Mardi 15 mars, Philippe Chopin, préfet du Puy-de-Dôme, le général Éric Marchal, commandant adjoint de la région Auvergne-Rhône-Alpes, commandant de groupement de la gendarmerie départementale du Puy-de-Dôme et Patrick Perrin, maire de la commune, ont signé le protocole de participation citoyenne instauré dans le quartier Saint-Jailh, à Pont-du-Château.

Le dispositif de participation citoyenne s’inscrit dans une démarche de prévention de la délinquance. Il permet d’associer les habitants à la protection de leur environnement en complément de l’action de la gendarmerie nationale par une approche partenariale entre la population et les forces de sécurité de l’État.

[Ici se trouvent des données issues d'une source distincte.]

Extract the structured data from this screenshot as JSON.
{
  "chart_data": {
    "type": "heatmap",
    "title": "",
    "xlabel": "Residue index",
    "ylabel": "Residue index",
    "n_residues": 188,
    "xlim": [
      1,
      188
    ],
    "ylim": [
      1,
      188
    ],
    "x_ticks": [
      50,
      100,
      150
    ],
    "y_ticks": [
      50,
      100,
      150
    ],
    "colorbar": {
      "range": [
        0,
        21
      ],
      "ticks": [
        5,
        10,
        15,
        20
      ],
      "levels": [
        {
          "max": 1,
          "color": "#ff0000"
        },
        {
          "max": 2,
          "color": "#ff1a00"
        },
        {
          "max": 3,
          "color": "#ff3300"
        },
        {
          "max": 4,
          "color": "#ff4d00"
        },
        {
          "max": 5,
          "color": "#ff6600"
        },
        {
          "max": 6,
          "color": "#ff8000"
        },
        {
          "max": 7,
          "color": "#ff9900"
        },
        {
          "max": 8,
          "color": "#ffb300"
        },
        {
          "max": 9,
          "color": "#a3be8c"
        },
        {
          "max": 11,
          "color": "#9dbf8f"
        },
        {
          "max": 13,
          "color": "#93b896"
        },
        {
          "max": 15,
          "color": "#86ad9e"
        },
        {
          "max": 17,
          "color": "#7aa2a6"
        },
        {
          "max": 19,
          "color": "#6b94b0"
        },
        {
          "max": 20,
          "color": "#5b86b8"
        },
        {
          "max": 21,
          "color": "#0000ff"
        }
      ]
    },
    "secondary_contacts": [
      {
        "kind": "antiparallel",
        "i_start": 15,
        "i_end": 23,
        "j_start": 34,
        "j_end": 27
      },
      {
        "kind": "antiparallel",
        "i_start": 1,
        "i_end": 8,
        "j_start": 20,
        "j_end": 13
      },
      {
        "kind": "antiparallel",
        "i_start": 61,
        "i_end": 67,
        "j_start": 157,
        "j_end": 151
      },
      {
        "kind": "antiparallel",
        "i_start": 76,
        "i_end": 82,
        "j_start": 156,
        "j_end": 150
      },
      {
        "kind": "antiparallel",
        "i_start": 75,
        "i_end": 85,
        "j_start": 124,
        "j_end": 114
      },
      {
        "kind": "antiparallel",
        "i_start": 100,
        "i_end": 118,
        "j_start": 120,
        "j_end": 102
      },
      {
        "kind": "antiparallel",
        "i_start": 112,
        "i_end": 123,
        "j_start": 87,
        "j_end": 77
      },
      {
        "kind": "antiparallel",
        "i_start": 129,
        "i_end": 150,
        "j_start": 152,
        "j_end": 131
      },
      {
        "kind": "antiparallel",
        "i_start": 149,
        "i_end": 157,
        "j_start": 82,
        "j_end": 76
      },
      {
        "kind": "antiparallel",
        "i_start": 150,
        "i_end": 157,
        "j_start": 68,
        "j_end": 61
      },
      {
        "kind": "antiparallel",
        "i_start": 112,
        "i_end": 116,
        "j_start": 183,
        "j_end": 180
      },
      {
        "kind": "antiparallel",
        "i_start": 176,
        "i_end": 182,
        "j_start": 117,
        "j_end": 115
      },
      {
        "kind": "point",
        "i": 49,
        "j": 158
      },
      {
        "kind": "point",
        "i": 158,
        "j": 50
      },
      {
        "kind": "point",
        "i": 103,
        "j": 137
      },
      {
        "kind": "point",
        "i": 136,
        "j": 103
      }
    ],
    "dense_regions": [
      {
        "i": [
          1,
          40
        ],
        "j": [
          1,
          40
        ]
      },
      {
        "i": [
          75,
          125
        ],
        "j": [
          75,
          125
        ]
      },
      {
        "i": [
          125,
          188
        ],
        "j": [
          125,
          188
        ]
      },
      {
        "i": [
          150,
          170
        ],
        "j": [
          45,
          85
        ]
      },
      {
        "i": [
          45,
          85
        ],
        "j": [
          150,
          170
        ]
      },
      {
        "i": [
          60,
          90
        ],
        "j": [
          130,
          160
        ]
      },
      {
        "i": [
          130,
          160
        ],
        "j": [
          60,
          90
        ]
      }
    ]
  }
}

Ce protocole donne la possibilité au maire de Pont-du-Château et à la Gendarmerie de mettre en place, d’encadrer et d’évaluer un dispositif de prévention de la délinquance sous la forme d’un réseau de solidarité de voisinage structuré autour de citoyens référents, permettant d’alerter la gendarmerie nationale de tout événement suspect ou de tout fait de nature à troubler la sécurité publique.

Le rôle des différents partenaires

Le maire

Le maire est à l’initiative du dispositif de participation citoyenne qu’il anime en partenariat avec la gendarmerie nationale. Il pourra, le cas échéant, y associer le service de police municipale de la commune. Une réunion d’information sera organisée par le maire et la Gendarmerie nationale pour présenter la démarche et expliquer les rôles de chacun.

Les citoyens référents

Dans le quartier concerné par ce dispositif, un ou plusieurs citoyens référents seront choisis par le maire, en collaboration avec la gendarmerie, sur la base du volontariat, du bénévolat, de la disponibilité et de l’honorabilité.
Ces citoyens recevront une formation spécifique grâce à la gendarmerie sur les éléments nécessaires à l’information des forces de sécurité, les actes de prévention et les bons réflexes à face à une situation anormale.
Ils seront chargés de faire remonter au gendarme référent des faits signalés ou dont ils seraient témoins qu’ils considèrent comme devant être portés à la connaissance de la Gendarmerie nationale, afin de préserver la sécurité des personnes et des biens. L’action des citoyens référents ne se substitue pas à celle de la gendarmerie et ceux-ci ne devront donc pas utiliser ses modes d’actions.

La Gendarmerie

La Gendarmerie désigne un gendarme référent qui sera l’interlocuteur privilégié des citoyens référents pour recueillir les informations, leur dispenser des conseils, les guider dans leur rôle et leur diffuser des messages de prévention aux fins d’information de la population.

Le préfet, le général et le maire tiennent à saluer la qualité du dialogue établi entre les services, condition indispensable à la mise en œuvre de ce protocole signé pour une durée de 3 ans.